Turkey‘s financial markets have tumbled. Investors took fright at instability sparked by a court challenge to the presidential election and the anti-government rally of up to one million people.
But Erdogan’s party, buoyed by the support of the EU it seeks to join, has shown unprecedented defiance of the powerful military.
Strict separation
Secularists suspect Erdogan and Gul, both former Islamists whose wives wear the Muslim headscarf banned from state institutions, of wanting to alter Turkey‘s strict separation of state and religion.
They reject the charge and point to their pro-Western record in office. Gul has been a leading architect of Turkey‘s EU membership bid.

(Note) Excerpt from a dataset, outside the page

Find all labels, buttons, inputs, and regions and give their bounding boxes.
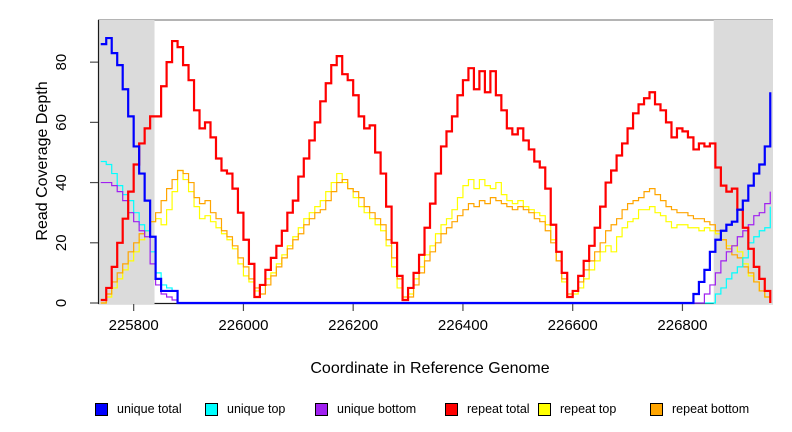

Turkey‘s constitutional court began on Monday to examine an opposition request to suspend the poll, a decision that would trigger early parliamentary elections. In the view of many analysts, this would help defuse tensions.
The court has said it will try to issue its verdict by Wednesday, when parliament is due to hold a second round of voting on Gul’s candidacy. Gul is not expected to win the presidency until the third round on May 9.
The leader of Turkey‘s secularist main opposition CHP, Deniz Baykal, has called for an alliance among all the opposition parties and accused the AK party of riding roughshod over people’s concerns about secularism.
Islamist state?
At Sunday’s rally in Istanbul many protesters accused the government of planning an Islamist state and criticised it for failing to consult opponents on the choice of president, who carries great symbolic weight and has important veto and appointment powers.
Parliament, where Erdogan’s AK party has a majority, elects the president [Reuters] |
The AK party, formed out of a banned Islamist party, draws its core support from conservative religious Turks but has won broader backing for pushing liberal economic reforms designed to take the country into the EU.
It was elected into power in 2002, months after its creation, on an anti-corruption platform.
Since 1960 the Turkish army, Nato’s second biggest, has ousted two governments by outright coups and two more by “soft coups”, rallying pressure to force leaders to step down.
But the generals’ formal state powers have been cut back under reforms introduced by the AK party in pursuit of EU membership.